I rischi di natura geopolitica
Per questo motivo, la performance dei bond russi, per quanto positiva, non si mostra all’altezza delle sue potenzialità, scontando un rischio sempre in agguato. Lo stesso dicasi per il tasso di cambio. Del resto, la percentuale di obbligazioni di stato in mano agli investitori esteri si aggira oggi attorno a un quarto, in forte ripresa rispetto ai minimi dei mesi scorsi, ma giù dall’apice del 35% di fine 2017, quando l’amministrazione Trump aveva fatto immaginare una maggiore sintonia tra Casa Bianca e Cremlino, ad oggi lontana dal concretizzarsi anche per le forti resistenze interne all’America. Per contro, la Russia non è un mercato emergente qualsiasi. Dicevamo, la politica monetaria è condotta in maniera opportuna, così come il cambio è stato lasciato libero di fluttuare al primo accenno di crisi, cosa che ha impedito il verificarsi di uno scenario venezuelano, con riserve valutarie prosciugate e carenza diffusa di beni. Viceversa, oggi le riserve in valuta estera si attestano a quasi 483 miliardi, di cui 91 in oro, solamente una decina in meno rispetto ai picchi pre-crisi di 5 anni fa, con il doppio del metallo giallo.
Valute forti e tanto oro in cassa mitigano gli eccessivi rischi sul fronte cambio e del debito sovrano.

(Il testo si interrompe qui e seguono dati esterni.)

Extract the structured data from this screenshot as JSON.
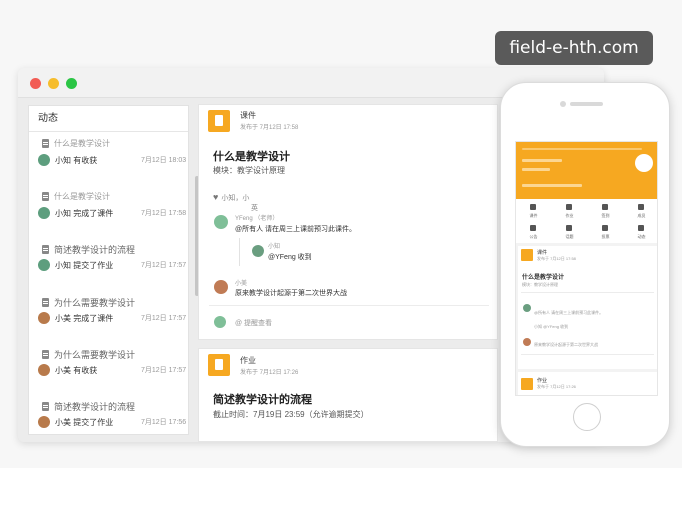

Oltre tutto, quest’ultimo incide solamente per il 13-14% del pil e nel 2018 il bilancio dello stato ha chiuso in attivo del 2,7% del pil, due indicatori più che positivi sullo stato di salute delle finanze moscovite. Non solo: il dollaro sembra avere toccato l’apice contro le altre valute, emergenti comprese. Con il taglio dei tassi o almeno la fine della stretta monetaria da parte della Federal Reserve, dovrebbe indebolirsi e ciò beneficerebbe il rublo due volte: rafforzandolo direttamente e incrementando le quotazioni delle materie prime (in dollari), tra cui il petrolio.